发明名称 Speaker indexing device and speaker indexing method
摘要 A speaker indexing device extracts a plurality of features from a speech signal on a frame-by-frame basis, models a distribution of first feature sets by a mixture distribution containing as many probability distributions as there are speakers, selects for each probability distribution either first feature sets located within a predetermined distance from the center of the probability distribution or a predetermined number of first feature sets in sequence starting from the first feature set closest to the center of the probability distribution, selects a second feature for the frame corresponding to the selected first feature sets as first training data for the speaker corresponding to the probability distribution and, using the first training data, trains a speaker model to be used to append to each frame identification information for identifying the speaker speaking in the frame.
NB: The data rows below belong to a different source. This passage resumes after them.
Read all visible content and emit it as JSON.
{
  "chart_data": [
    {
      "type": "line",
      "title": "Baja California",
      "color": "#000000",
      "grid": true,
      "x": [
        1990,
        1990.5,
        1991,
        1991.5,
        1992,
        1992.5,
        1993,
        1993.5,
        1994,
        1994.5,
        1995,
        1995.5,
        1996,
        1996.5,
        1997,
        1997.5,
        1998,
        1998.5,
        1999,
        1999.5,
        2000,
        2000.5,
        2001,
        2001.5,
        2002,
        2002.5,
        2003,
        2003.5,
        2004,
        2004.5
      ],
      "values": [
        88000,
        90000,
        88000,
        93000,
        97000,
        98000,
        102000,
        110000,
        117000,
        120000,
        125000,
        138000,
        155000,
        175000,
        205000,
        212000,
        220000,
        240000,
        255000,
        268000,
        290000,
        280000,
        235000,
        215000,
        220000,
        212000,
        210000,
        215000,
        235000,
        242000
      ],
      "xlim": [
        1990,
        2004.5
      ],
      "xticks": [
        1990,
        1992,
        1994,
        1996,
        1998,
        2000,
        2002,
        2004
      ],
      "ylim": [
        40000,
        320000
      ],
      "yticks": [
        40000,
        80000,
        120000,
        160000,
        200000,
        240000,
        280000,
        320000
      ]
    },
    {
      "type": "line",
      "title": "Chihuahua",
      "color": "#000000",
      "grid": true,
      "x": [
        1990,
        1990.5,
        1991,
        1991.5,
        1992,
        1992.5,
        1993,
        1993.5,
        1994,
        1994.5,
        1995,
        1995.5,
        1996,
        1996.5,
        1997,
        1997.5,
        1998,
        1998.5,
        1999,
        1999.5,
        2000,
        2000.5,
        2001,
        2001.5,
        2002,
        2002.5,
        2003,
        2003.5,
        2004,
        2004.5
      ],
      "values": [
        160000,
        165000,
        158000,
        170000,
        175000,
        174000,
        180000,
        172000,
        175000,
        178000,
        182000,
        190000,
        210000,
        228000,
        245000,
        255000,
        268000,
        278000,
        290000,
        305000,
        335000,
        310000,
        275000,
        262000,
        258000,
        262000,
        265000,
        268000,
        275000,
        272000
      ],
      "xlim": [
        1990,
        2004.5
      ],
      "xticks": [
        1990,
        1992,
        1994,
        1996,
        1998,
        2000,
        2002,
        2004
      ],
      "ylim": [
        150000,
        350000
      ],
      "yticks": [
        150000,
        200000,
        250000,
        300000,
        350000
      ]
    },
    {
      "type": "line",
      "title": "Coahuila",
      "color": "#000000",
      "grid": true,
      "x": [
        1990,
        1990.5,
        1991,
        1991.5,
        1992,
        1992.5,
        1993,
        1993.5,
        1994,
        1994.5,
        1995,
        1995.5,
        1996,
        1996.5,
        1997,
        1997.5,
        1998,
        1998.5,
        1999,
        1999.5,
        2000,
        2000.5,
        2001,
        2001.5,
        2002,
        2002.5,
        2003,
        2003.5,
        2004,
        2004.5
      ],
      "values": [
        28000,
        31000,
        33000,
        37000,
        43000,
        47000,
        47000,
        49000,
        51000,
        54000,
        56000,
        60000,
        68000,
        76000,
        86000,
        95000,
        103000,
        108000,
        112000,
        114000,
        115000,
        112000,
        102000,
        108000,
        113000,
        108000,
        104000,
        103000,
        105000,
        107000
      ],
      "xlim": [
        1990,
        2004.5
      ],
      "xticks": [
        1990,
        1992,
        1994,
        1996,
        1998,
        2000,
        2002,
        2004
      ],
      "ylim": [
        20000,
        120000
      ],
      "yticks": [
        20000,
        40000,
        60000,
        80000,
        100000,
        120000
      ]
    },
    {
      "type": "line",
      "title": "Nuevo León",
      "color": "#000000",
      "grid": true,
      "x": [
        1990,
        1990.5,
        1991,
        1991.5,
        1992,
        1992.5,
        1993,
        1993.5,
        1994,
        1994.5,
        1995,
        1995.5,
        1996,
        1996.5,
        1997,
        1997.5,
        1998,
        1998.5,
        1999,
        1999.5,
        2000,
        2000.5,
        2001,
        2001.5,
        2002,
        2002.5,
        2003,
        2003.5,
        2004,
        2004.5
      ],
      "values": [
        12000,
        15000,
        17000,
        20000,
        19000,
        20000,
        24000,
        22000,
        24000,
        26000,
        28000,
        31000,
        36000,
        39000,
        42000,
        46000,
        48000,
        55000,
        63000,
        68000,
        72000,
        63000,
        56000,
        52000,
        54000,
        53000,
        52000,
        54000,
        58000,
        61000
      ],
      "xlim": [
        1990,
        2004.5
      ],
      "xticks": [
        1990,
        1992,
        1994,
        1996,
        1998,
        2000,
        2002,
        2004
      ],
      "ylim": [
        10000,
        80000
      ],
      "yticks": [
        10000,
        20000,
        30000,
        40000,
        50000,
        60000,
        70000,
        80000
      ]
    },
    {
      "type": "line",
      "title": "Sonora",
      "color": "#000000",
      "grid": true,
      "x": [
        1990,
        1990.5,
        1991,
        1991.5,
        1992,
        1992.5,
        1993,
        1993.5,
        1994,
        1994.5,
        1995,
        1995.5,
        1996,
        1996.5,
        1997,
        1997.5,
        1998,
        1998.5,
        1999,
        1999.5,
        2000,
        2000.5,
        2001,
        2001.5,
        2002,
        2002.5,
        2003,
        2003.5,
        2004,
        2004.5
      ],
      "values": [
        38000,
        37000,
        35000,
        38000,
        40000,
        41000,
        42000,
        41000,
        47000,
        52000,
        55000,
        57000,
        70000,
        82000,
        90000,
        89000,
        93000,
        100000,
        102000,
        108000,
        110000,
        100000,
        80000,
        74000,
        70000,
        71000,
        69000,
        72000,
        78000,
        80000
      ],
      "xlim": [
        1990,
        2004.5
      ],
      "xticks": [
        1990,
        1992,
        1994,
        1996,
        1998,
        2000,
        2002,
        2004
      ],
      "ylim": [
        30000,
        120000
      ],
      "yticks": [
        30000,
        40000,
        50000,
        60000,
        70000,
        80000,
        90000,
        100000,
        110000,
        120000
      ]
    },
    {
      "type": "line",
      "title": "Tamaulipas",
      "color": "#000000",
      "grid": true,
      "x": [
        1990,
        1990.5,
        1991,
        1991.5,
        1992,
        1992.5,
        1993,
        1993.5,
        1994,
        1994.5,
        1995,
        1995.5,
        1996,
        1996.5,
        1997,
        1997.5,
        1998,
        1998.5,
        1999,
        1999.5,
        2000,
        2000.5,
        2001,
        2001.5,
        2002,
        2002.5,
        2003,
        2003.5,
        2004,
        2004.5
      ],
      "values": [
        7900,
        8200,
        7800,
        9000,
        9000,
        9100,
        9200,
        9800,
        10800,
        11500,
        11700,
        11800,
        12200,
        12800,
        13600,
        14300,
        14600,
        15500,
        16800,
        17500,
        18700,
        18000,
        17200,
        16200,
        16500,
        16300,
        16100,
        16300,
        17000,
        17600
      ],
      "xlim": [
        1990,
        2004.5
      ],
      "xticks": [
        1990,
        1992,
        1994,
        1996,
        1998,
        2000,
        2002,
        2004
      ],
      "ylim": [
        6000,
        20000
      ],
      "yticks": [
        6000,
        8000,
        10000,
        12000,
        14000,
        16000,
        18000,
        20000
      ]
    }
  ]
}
申请公布号 US9536525(B2) 申请公布日期 2017.01.03
申请号 US201514825653 申请日期 2015.08.13
申请人 FUJITSU LIMITED 发明人 Hayakawa Shoji
分类号 G10L17/00;G10L17/04;G10L17/02 主分类号 G10L17/00
代理机构 Fujitsu Patent Center 代理人 Fujitsu Patent Center
主权项 1. A speaker indexing device comprising: a processor configured to: from a speech signal containing a conversation between a plurality of speakers, extract at least one feature and a data set including at least two values on a frame-by-frame basis, each frame having a predetermined time length, the at least one feature and the data set representing human speech features; model a distribution of the data set extracted for each frame, by a mixture distribution that contains as many probability distributions as the number of speakers; for each of the probability distributions, select from among the data set extracted for each frame, either data sets located within a predetermined distance from the center of the probability distribution or a predetermined number of data sets in sequence starting from the data set closest to the center of the probability distribution, and select the at least one feature extracted for the frame corresponding to each selected data set, as first training data for speaker of the plurality of speakers that corresponds to the probability distribution; train a speaker model for each of the plurality of speakers by using the first training data selected for the corresponding speaker, the speaker model representing the speech features of the speaker by a probability distribution of the at least one feature; and based on the speaker model of each of the plurality of speakers and on the at least one feature for each frame, append to each frame identification information for identifying the speaker speaking in the frame.
地址 Kawasaki JP